I have always been rather ambivalent about Halloween.

I tend to think of Halloween as primarily a kids’ holiday that, as a childless adult, doesn’t really have that much to do with me.

Then there’s the whole religious thing, both the Jewish one and the Christian one.  I get a good laugh reading novelist Adam Langer’s description of how kids in Hebrew school are told that this is a Christian holiday named for St. Halloween.  He’s kidding, of course, but if you’ve been through a Jewish religious education, this is funny in a bitter sort of way.

I remember being five and six years old and being allowed to go collect candy from a few old ladies who we knew on various floors of our walkup in the Bronx.  After that, however, I was supposed to be old enough to understand, via my Orthodox Jewish education, that trick or treating is just not something that Jews do.  We have Rosh Hashannah, Yom Kippur, Hanukkah and Passover.  The goyim have Christmas, Easter and Halloween.  On Thanksgiving, all of us eat turkey, although “theirs” is a Butterball and “ours” is an Empire.

I had been an adult for a couple of decades before I began to understand the Christian objection to Halloween as a Pagan festival that glorifies a host of images related to the occult.

So if the Christians and the Jews are both opposed to Halloween, why do we still celebrate it?  Considering the objections of most of the United States’ major faiths, one would think that this holiday would have faded into obscurity long ago.

I think it comes back to the kids, to our nation’s insatiable sweet tooth and to the boost in the economy resulting from the purchase of everything from tacky Halloween costumes to candy corn to plastic jack-o’-lanterns.  I was in the Goodwill store today to make a donation, and they had all the racks set up neatly by category — angels, devils, witches, vampires, feather boas.  (Feather boas?)  The place was packed.

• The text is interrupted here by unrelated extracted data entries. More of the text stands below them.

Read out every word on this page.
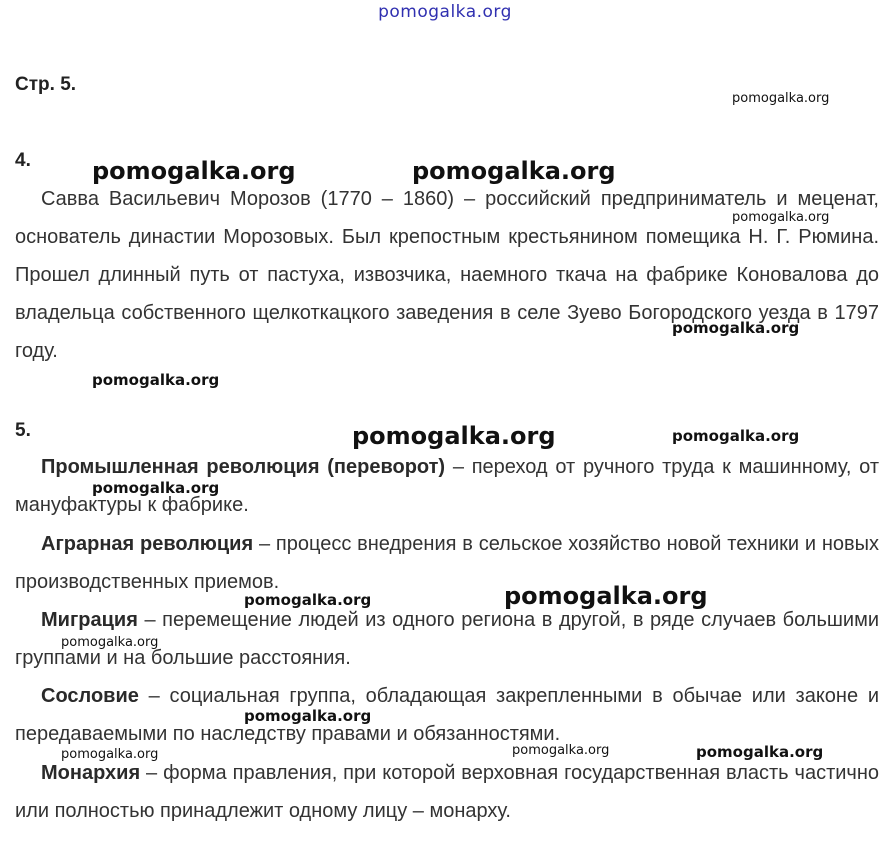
pomogalka.org
Стр. 5.
4.

Савва Васильевич Морозов (1770 – 1860) – российский предприниматель и меценат, основатель династии Морозовых. Был крепостным крестьянином помещика Н. Г. Рюмина. Прошел длинный путь от пастуха, извозчика, наемного ткача на фабрике Коновалова до владельца собственного щелкоткацкого заведения в селе Зуево Богородского уезда в 1797 году.

5.

Промышленная революция (переворот) – переход от ручного труда к машинному, от мануфактуры к фабрике.

Аграрная революция – процесс внедрения в сельское хозяйство новой техники и новых производственных приемов.

Миграция – перемещение людей из одного региона в другой, в ряде случаев большими группами и на большие расстояния.

Сословие – социальная группа, обладающая закрепленными в обычае или законе и передаваемыми по наследству правами и обязанностями.

Монархия – форма правления, при которой верховная государственная власть частично или полностью принадлежит одному лицу – монарху.

pomogalka.org
pomogalka.org	pomogalka.org
pomogalka.org
pomogalka.org
pomogalka.org
pomogalka.org	pomogalka.org
pomogalka.org
pomogalka.org	pomogalka.org
pomogalka.org
pomogalka.org
pomogalka.org	pomogalka.org
pomogalka.org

It’s always about money, isn’t it?  It’s not much different than the commercialization of Christmas, about which I expect to encounter much hand-wringing in the next couple of months.  No one seems to care who you worship these days, as long as we all worship money.  (Goodness, I am getting bitter in my old age!)

I suppose there is some part of me that longs for a more innocent time when there weren’t so many Christian radio stations decrying Halloween as a tool of Satan and when the Jewish and Christian kids of suburbia ran about the streets in packs, dressed as hobos, witches, black cats and pirates, all collecting Tootsie Rolls and Bit O’ Honeys along with pennies for UNICEF.  The days when we’d load up the station wagon and head up to Dressel Farms for donuts and cider fresh from the press, bringing home pumpkins to cart into our elementary school classrooms on the school bus.  The days when you could still hang a bunch of Indian corn on your door and light a candle inside a pumpkin shell on your front step without being a sinner.  Sure, things weren’t perfect.  We weren’t allowed to take any apples because they might have razor blades hidden inside.  But all the neighborhood kids stuck together and no one worried about being lured into a strange car and being kidnapped by a rapist.  We all ended up back at home, safe and sound, with a huge load of trick or treat candy that we fought over with our brothers and sisters even though the vast sugar haul would last us at least until Thanksgiving.

Back then, Halloween was still fun.  None of us were scared out of our wits by Freddie Kruger or bloody apparitions jumping out at us from the darkened interiors of “haunted houses.”

The only thing we had to be afraid of was our next dentist appointment.